Friday, 3 August 2012

Tackling Doorstep Crime

Cardiff Council’s Trading Standards team is campaigning to raise awareness of doorstep crime, rogue trader and distraction burglaries throughout Cardiff.

Doorstep criminals use a variety of tactics to deceive residents to get into their homes. They frequently claim to be from the water board, an electricity company, local council or other organisations and they will try to pressurise or confuse the person who answers the door. Often they may carry an official looking Photo-ID, and wear an official looking jacket or overall.

Rogue traders are also just as likely to knock on the door without any warning as they are to be invited to the home. The key way to identify a rogue trader is the way they devise their contracts, or rather, the things they fail make clear in them. Critically, any contract concluded at residents’ homes legally has to have cancellation rights provided in writing; a failure to do this is a criminal offence.
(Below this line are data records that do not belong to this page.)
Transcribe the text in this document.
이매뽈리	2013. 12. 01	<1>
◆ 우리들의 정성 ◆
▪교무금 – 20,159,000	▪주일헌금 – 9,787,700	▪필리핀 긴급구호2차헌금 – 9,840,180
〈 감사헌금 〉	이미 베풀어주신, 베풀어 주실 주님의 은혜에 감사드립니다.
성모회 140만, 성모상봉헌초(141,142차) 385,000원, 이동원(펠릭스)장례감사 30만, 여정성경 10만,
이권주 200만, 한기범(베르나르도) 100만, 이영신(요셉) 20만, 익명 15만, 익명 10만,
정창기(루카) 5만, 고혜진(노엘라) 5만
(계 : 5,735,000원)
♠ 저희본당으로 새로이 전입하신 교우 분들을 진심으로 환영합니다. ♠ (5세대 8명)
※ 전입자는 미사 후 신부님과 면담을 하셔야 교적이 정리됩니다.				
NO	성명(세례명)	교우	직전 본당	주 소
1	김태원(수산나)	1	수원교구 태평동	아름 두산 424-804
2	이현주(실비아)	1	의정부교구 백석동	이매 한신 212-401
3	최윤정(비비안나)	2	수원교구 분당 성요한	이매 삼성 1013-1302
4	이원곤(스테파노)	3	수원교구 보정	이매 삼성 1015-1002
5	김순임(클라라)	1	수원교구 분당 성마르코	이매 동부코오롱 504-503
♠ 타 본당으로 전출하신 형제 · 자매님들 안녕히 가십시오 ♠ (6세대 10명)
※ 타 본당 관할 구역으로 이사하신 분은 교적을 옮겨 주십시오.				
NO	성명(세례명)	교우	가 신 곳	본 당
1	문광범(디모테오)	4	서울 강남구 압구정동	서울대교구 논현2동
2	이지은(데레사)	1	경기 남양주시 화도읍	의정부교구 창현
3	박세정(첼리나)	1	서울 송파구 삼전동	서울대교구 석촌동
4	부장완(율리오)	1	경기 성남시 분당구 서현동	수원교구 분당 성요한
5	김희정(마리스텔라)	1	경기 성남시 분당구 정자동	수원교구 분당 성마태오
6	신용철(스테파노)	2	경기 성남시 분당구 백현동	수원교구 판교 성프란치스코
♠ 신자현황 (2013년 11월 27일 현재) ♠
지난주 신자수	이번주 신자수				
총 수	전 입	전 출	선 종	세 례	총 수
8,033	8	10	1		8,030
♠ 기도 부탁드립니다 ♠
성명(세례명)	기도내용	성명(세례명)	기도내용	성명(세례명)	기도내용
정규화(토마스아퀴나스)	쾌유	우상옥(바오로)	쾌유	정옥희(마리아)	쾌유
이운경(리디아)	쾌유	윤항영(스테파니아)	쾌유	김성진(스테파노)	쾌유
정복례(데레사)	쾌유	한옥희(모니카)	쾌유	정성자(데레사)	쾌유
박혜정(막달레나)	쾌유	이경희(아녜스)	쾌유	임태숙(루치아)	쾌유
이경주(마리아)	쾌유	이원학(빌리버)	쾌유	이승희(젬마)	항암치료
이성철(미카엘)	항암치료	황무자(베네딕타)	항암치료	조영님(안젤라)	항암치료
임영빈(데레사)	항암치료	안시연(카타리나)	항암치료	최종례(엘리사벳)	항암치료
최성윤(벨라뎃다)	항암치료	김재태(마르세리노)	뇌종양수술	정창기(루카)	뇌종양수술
Similarly, a failure to offer a reasonable price constitutes a banned practice under Trading Standards legislation.

Most worryingly, many rogue traders approach home-owners by offering to do regular maintenance work; this work is often entirely unnecessary, and the trader can even cause damage that wasn’t there before.

In the case of distraction burglaries - a crime often linked to rogue trading - whilst the home-owner is at the door, an accomplice may be entering the premises elsewhere, quickly searching for cash and small valuables they can sell on. In other cases, the distraction can even lure the homeowner away from specific rooms whilst the criminals carry out their theft.

Cabinet Member Councillor Lynda Thorne, who is responsible for Housing, Communities and Social Justice in Cardiff, said: “Tackling cold callers and putting a stop to these truly despicable doorstep crimes is a key priority for this administration and, on a personal level, something I feel very strongly about.  “These are calculated crimes carried out by unscrupulous people who are only interested in making a profit, quite literally at the expense of others.”

“The price that is paid by those who have been targeted by door step criminality is not just limited to financial loss but also includes emotional trauma and scarring, which can be equally if not more difficult to address. Everyone can do their bit to help and we would therefore encourage communities to work with us on this.

Keeping an eye out for neighbours and loved ones, particularly if they are elderly or vulnerable, and reporting any suspicious activity to us won’t cost you a thing but it may well help to save someone from losing their life-savings or suffering the emotional pain of becoming a victim.”

Trading Standards recommends the following tips to avoid the Rogue Traders:

Before they knock at the door:

· Consider setting up a password with your utility suppliers

· Trading Standards and South Wales police support a 'Nominated Neighbour' scheme whereby vulnerable members of the community can nominate a neighbour who will check the callers' identity and then return with the caller

· Consider installing a wireless intercom with a Bogus Caller Button or Pendant Buttons with the Community Alarm Service at Cardiff Council

· Do not be afraid to chain your door or speak to caller while your door is locked

· If in doubt, keep them out

When they knock at the door:

· Be wary of any business literature that only gives a mobile phone number. They are difficult to trace

· ID Cards are very easy to fake on a computer. Use a phone number from the telephone directories or directory enquires to see if the caller is genuine

· If you let someone in – stay with them at all times

· Never part with money, documents or other things whatever they say

· Get more than one estimate for work

· Official organisations usually write first. Have you had a letter?

· If you feel afraid, harassed, threatened or intimidated by a caller, call the Police on 999 straight away

Cardiff Council’s Cabinet Member for Environment, Councillor Ashley Govier added:

“Our strategy for tackling this issue is wide ranging and we intend to cut these criminals off from all angles and at all levels. By working with other agencies and the wider community we will make Cardiff a no-go area for the people involved in this type of crime.”

South Wales Police Detective Chief Supt, Stuart Mckenzie said: "The information the public provide us with is critical in the successful detection and prevention of such crimes. I would urge anyone who comes across such operators to contact the police so we can stop these people from profiting at the expense of innocent people.”